Dlib库中提供了正脸人脸关键点检测的接口,这里参考dlib/examples/face_landmark_detection_ex.cpp中的代码,通过调用Dlib中的接口,实现正脸人脸关键点检测的测试代码,测试代码如下:
/* reference: dlib/examples/face_landmark_detection_ex.cpp
This program shows how to find frontal human faces in an image and
estimate their pose. The pose takes the form of 68 landmarks. These are
points on the face such as the corners of the mouth, along the eyebrows, on
the eyes, and so forth
*/
int test_face_landmark()
{
// download: http://dlib.net/files/shape_predictor_68_face_landmarks.dat.bz2
const std::string shape_predictor_68_face_landmarks = "E:/GitCode/Face_Test/src/dlib/data/shape_predictor_68_face_landmarks.dat";
// We need a face detector. We will use this to get bounding boxes for
// each face in an image.
dlib::frontal_face_detector detector = dlib::get_frontal_face_detector();
// And we also need a shape_predictor. This will predict face
// landmark positions given an image and face bounding box
dlib::shape_predictor sp;
dlib::deserialize(shape_predictor_68_face_landmarks) >> sp;
std::vector<std::string> images{ "1.jpg", "2.jpg", "3.jpg", "4.jpeg", "5.jpeg", "6.jpg", "7.jpg", "8.jpg", "9.jpg", "10.jpg",
"11.jpeg", "12.jpg", "13.jpeg", "14.jpg", "15.jpeg", "16.jpg", "17.jpg", "18.jpg", "19.jpg", "20.jpg" };
std::vector<int> count_faces{ 1, 2, 6, 0, 1, 1, 1, 2, 1, 1,
1, 1, 1, 1, 1, 1, 1, 0, 8, 2 };
std::string path_images{ "E:/GitCode/Face_Test/testdata/" };
if (images.size() != count_faces.size()) {
fprintf(stderr, "their size that images and count_faces are mismatch\n");
return -1;
}
for (int i = 0; i < images.size(); i++) {
cv::Mat matSrc = cv::imread(path_images + images[i], 1);
if (matSrc.empty()) {
fprintf(stderr, "read image error: %s\n", images[i].c_str());
return -1;
}
dlib::array2d<unsigned char> img;
dlib::load_image(img, path_images + images[i]);
// Make the image larger so we can detect small faces.
pyramid_up(img);
// Now tell the face detector to give us a list of bounding boxes
// around all the faces it can find in the image.
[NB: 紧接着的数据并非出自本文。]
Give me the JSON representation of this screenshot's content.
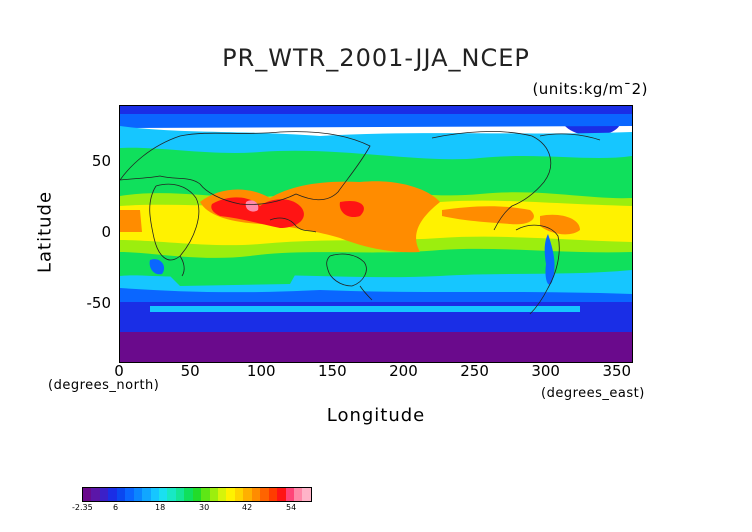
{
  "title": "PR_WTR_2001-JJA_NCEP",
  "units_label": "(units:kg/m¯2)",
  "xlabel": "Longitude",
  "ylabel": "Latitude",
  "x_unit_label": "(degrees_east)",
  "y_unit_label": "(degrees_north)",
  "x_ticks": [
    "0",
    "50",
    "100",
    "150",
    "200",
    "250",
    "300",
    "350"
  ],
  "y_ticks": [
    "50",
    "0",
    "-50"
  ],
  "colorbar": {
    "labels": [
      "-2.35",
      "6",
      "18",
      "30",
      "42",
      "54"
    ],
    "colors": [
      "#6a0a8c",
      "#5b16a8",
      "#3b20c8",
      "#1a2ee6",
      "#0a48f0",
      "#0a66ff",
      "#0b86ff",
      "#11a6ff",
      "#16c6ff",
      "#1ae0f0",
      "#18e8c4",
      "#14e696",
      "#10e05c",
      "#22dc2a",
      "#5ee616",
      "#9cee0e",
      "#d6f40a",
      "#fff200",
      "#ffd400",
      "#ffb000",
      "#ff8c00",
      "#ff6400",
      "#ff3c00",
      "#ff1414",
      "#ff4478",
      "#ff88a8",
      "#ffb4c8"
    ]
  },
  "map": {
    "x_range": [
      0,
      360
    ],
    "y_range": [
      -90,
      90
    ],
    "colors": {
      "c0": "#6a0a8c",
      "c1": "#1a2ee6",
      "c2": "#0a66ff",
      "c3": "#16c6ff",
      "c4": "#10e05c",
      "c5": "#9cee0e",
      "c6": "#fff200",
      "c7": "#ff8c00",
      "c8": "#ff1414",
      "c9": "#ff88a8"
    }
  }
}
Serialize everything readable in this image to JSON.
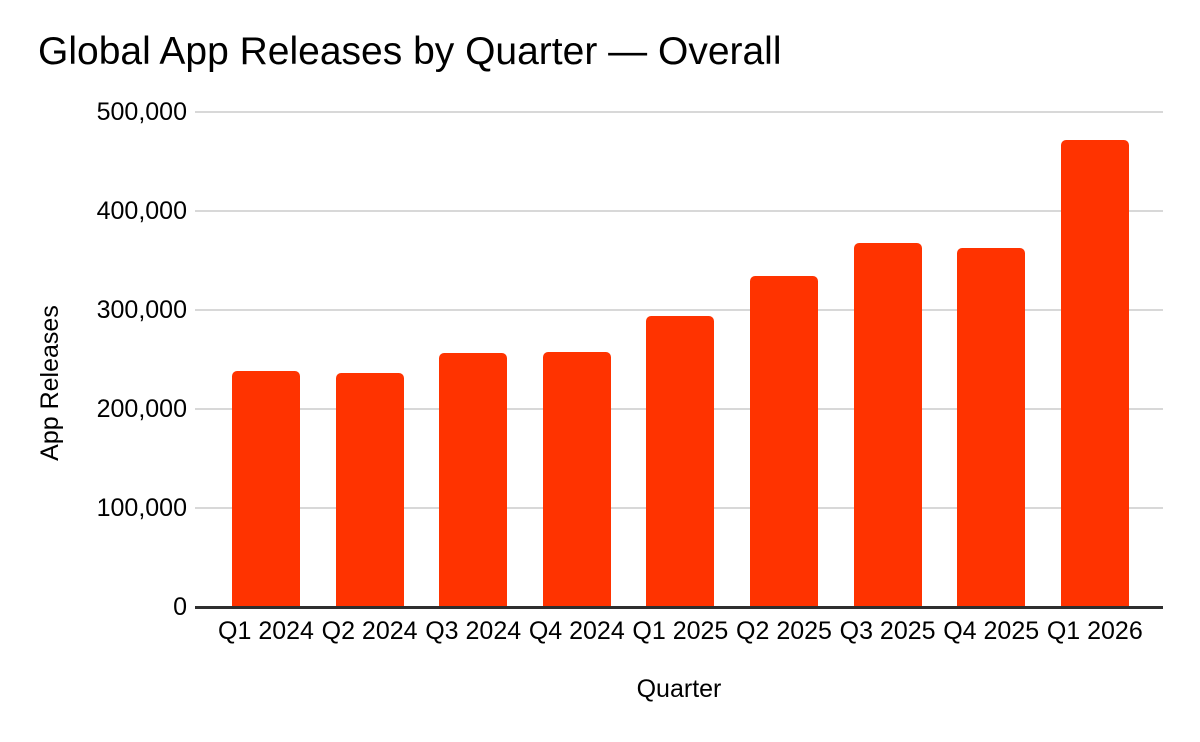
{
  "chart_data": {
    "type": "bar",
    "title": "Global App Releases by Quarter — Overall",
    "xlabel": "Quarter",
    "ylabel": "App Releases",
    "categories": [
      "Q1 2024",
      "Q2 2024",
      "Q3 2024",
      "Q4 2024",
      "Q1 2025",
      "Q2 2025",
      "Q3 2025",
      "Q4 2025",
      "Q1 2026"
    ],
    "values": [
      238000,
      236000,
      257000,
      258000,
      294000,
      334000,
      368000,
      363000,
      472000
    ],
    "ylim": [
      0,
      500000
    ],
    "yticks": [
      {
        "value": 0,
        "label": "0"
      },
      {
        "value": 100000,
        "label": "100,000"
      },
      {
        "value": 200000,
        "label": "200,000"
      },
      {
        "value": 300000,
        "label": "300,000"
      },
      {
        "value": 400000,
        "label": "400,000"
      },
      {
        "value": 500000,
        "label": "500,000"
      }
    ],
    "grid": true,
    "legend": false,
    "colors": {
      "bar": "#FF3300",
      "gridline": "#D8D8D8",
      "axis_line": "#2E2E2E",
      "text": "#000000",
      "background": "#FFFFFF"
    }
  }
}
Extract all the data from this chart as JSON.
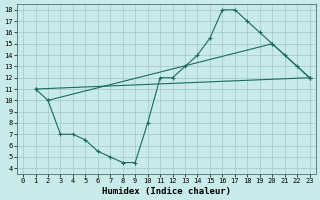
{
  "bg_color": "#c8eae8",
  "grid_color": "#a0c8c4",
  "line_color": "#1a6b5a",
  "xlabel": "Humidex (Indice chaleur)",
  "xlim": [
    -0.5,
    23.5
  ],
  "ylim": [
    3.5,
    18.5
  ],
  "xticks": [
    0,
    1,
    2,
    3,
    4,
    5,
    6,
    7,
    8,
    9,
    10,
    11,
    12,
    13,
    14,
    15,
    16,
    17,
    18,
    19,
    20,
    21,
    22,
    23
  ],
  "yticks": [
    4,
    5,
    6,
    7,
    8,
    9,
    10,
    11,
    12,
    13,
    14,
    15,
    16,
    17,
    18
  ],
  "curve_x": [
    1,
    2,
    3,
    4,
    5,
    6,
    7,
    8,
    9,
    10,
    11,
    12,
    13,
    14,
    15,
    16,
    17,
    18,
    19,
    20,
    21,
    22,
    23
  ],
  "curve_y": [
    11,
    10,
    7,
    7,
    6.5,
    5.5,
    5,
    4.5,
    4.5,
    8,
    12,
    12,
    13,
    14,
    15.5,
    18,
    18,
    17,
    16,
    15,
    14,
    13,
    12
  ],
  "line1_x": [
    1,
    23
  ],
  "line1_y": [
    11,
    12
  ],
  "line2_x": [
    2,
    20,
    23
  ],
  "line2_y": [
    10,
    15,
    12
  ]
}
std::vector<dlib::rectangle> dets = detector(img);
fprintf(stderr, "detect face count: %d, actual face count: %d\n", dets.size(), count_faces[i]);
// Now we will go ask the shape_predictor to tell us the pose of
// each face we detected.
std::vector<dlib::full_object_detection> shapes;
for (unsigned long j = 0; j < dets.size(); ++j) {
dlib::full_object_detection shape = sp(img, dets[j]);
fprintf(stderr, "landmark num: %d\n", shape.num_parts());
dlib::rectangle rect = shape.get_rect();
fprintf(stderr, "rect: left = %d, top = %d, width = %d, height = %d\n", rect.left() / 2, rect.top() / 2, rect.width() / 2, rect.height() / 2);
cv::rectangle(matSrc, cv::Rect(rect.left() / 2, rect.top() / 2, rect.width() / 2, rect.height() / 2), cv::Scalar(0, 255, 0), 2);
for (int pt = 0; pt < shape.num_parts(); pt++) {
cv::circle(matSrc, cv::Point(shape.part(pt).x() / 2, shape.part(pt).y() / 2), 1, cv::Scalar(0, 0, 255), 2);
}
}
std::string save_result = path_images + "_" + images[i];
cv::imwrite(save_result, matSrc);
}
int width = 200;
int height = 200;
cv::Mat dst(height * 5, width * 4, CV_8UC3);
for (int i = 0; i < images.size(); i++) {
std::string input_image = path_images + "_" + images[i];
cv::Mat src = cv::imread(input_image, 1);
if (src.empty()) {
fprintf(stderr, "read image error: %s\n", images[i].c_str());
return -1;
}
cv::resize(src, src, cv::Size(width, height), 0, 0, 4);
int x = (i * width) % (width * 4);
int y = (i / 4) * height;
cv::Mat part = dst(cv::Rect(x, y, width, height));
src.copyTo(part);
}
std::string output_image = path_images + "result.png";
cv::imwrite(output_image, dst);
return 0;
}